Plan of investigation: The study will comprise two components:
1. A multicentre study to characterise the clinicopathological features of EBVMCU in irColitis.
We will retrospectively examine the surplus diagnostic FFPE material of all resection specimens (n~40) and a subset of biopsy specimens (n=50). We will perform the following experiments:
i. Effects of CTLA-4 polymorphisms on EBVMCU development in irColitis
ii. Immune cell composition determined by VECTRA multiplex immunofluorescence
iii. T/B-cell clonality to determine if there are clonal expansion within EBVMCU
We will also seek to identify any colectomy specimens prospectively, with a view to examine lesional EBV specific immunity.

2. Prospectively examine the effects of iCR therapy on EBV immune surveillance in 50 patients.
We will prospectively examine changes in systemic EBV viral load and EBV specifiv T-cell immunity following iCR therapy prospectively in a cohort of 50 patients.
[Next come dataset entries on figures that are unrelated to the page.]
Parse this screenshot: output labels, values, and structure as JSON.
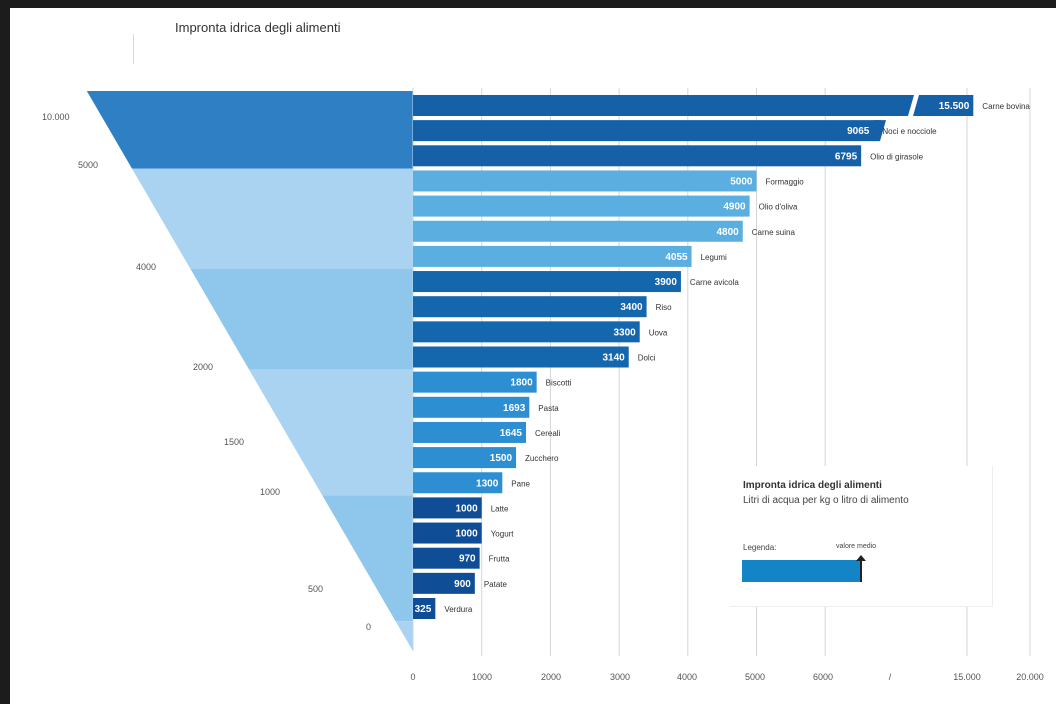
{
  "chart_data": {
    "type": "bar",
    "orientation": "horizontal",
    "title": "Impronta idrica degli alimenti",
    "xlabel": "",
    "ylabel": "",
    "categories": [
      "Carne bovina",
      "Noci e nocciole",
      "Olio di girasole",
      "Formaggio",
      "Olio d'oliva",
      "Carne suina",
      "Legumi",
      "Carne avicola",
      "Riso",
      "Uova",
      "Dolci",
      "Biscotti",
      "Pasta",
      "Cereali",
      "Zucchero",
      "Pane",
      "Latte",
      "Yogurt",
      "Frutta",
      "Patate",
      "Verdura"
    ],
    "values": [
      15500,
      9065,
      6795,
      5000,
      4900,
      4800,
      4055,
      3900,
      3400,
      3300,
      3140,
      1800,
      1693,
      1645,
      1500,
      1300,
      1000,
      1000,
      970,
      900,
      325
    ],
    "value_labels": [
      "15.500",
      "9065",
      "6795",
      "5000",
      "4900",
      "4800",
      "4055",
      "3900",
      "3400",
      "3300",
      "3140",
      "1800",
      "1693",
      "1645",
      "1500",
      "1300",
      "1000",
      "1000",
      "970",
      "900",
      "325"
    ],
    "groups": [
      {
        "name": "top",
        "count": 3,
        "color": "#1660a8"
      },
      {
        "name": "upper",
        "count": 4,
        "color": "#5aaee0"
      },
      {
        "name": "middle",
        "count": 4,
        "color": "#1466ad"
      },
      {
        "name": "lower",
        "count": 5,
        "color": "#2d8fd2"
      },
      {
        "name": "bottom",
        "count": 5,
        "color": "#0f4e96"
      }
    ],
    "x_ticks": [
      "0",
      "1000",
      "2000",
      "3000",
      "4000",
      "5000",
      "6000",
      "/",
      "15.000",
      "20.000"
    ],
    "x_tick_values": [
      0,
      1000,
      2000,
      3000,
      4000,
      5000,
      6000,
      null,
      15000,
      20000
    ],
    "axis_break": [
      6500,
      14000
    ],
    "xlim": [
      0,
      20000
    ],
    "grid": true,
    "funnel_labels": [
      "10.000",
      "5000",
      "4000",
      "2000",
      "1500",
      "1000",
      "500",
      "0"
    ],
    "broken_bars": [
      "Carne bovina",
      "Noci e nocciole"
    ]
  },
  "legend": {
    "title": "Impronta idrica degli alimenti",
    "subtitle": "Litri di acqua per kg o litro di alimento",
    "label": "Legenda:",
    "marker_label": "valore medio"
  },
  "colors": {
    "funnel_light": "#a9d3f0",
    "funnel_mid": "#6cb8e8",
    "funnel_dark": "#2f7fc4",
    "label_text": "#333333",
    "value_text": "#ffffff",
    "grid": "#d6d6d6"
  }
}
Immune checkpoint inhibitors are rapidly becoming the 'fourth modality' of cancer treatment, and are being used to treat a widening range of cancers eliciting profound clinical benefits for some patients. These agents are, unfortunately also associated with autoimmune complications which can be life threatening. As new immune checkpoint inhibitors are developed, and as their usage increases, it is vital that we understand how best to deploy these new drugs, maximising benefit while reducing harm., A key factor influencing treatment benefit and side effects is the microbiome, bacteria and viruses that colonise human beings. As yet, while certain bacteria haven been shown to influence these drugs, no viral agents have been investigated in detail.

I have recently shown, for the first time, that Epstein-Barr virus is linked to an important complication of checkpoint therapy. This study builds on this foundation, seeking ti understand more about the interactions between these powerful immune modifying drugs and a key component of the human virome. As such, it provides several impactful outcomes. First, it may allow drug treatment to be improved, benefiting patients in the short and long term. Second, it has the potential to guide the deployment of novel immune modifying drugs being developed to treat cancer. Third, it has the potential to reveal new insights into the human immune system and EBV, a key pathogen that infects 95% of people yet is also linked to 200,000 cases of cancer annually.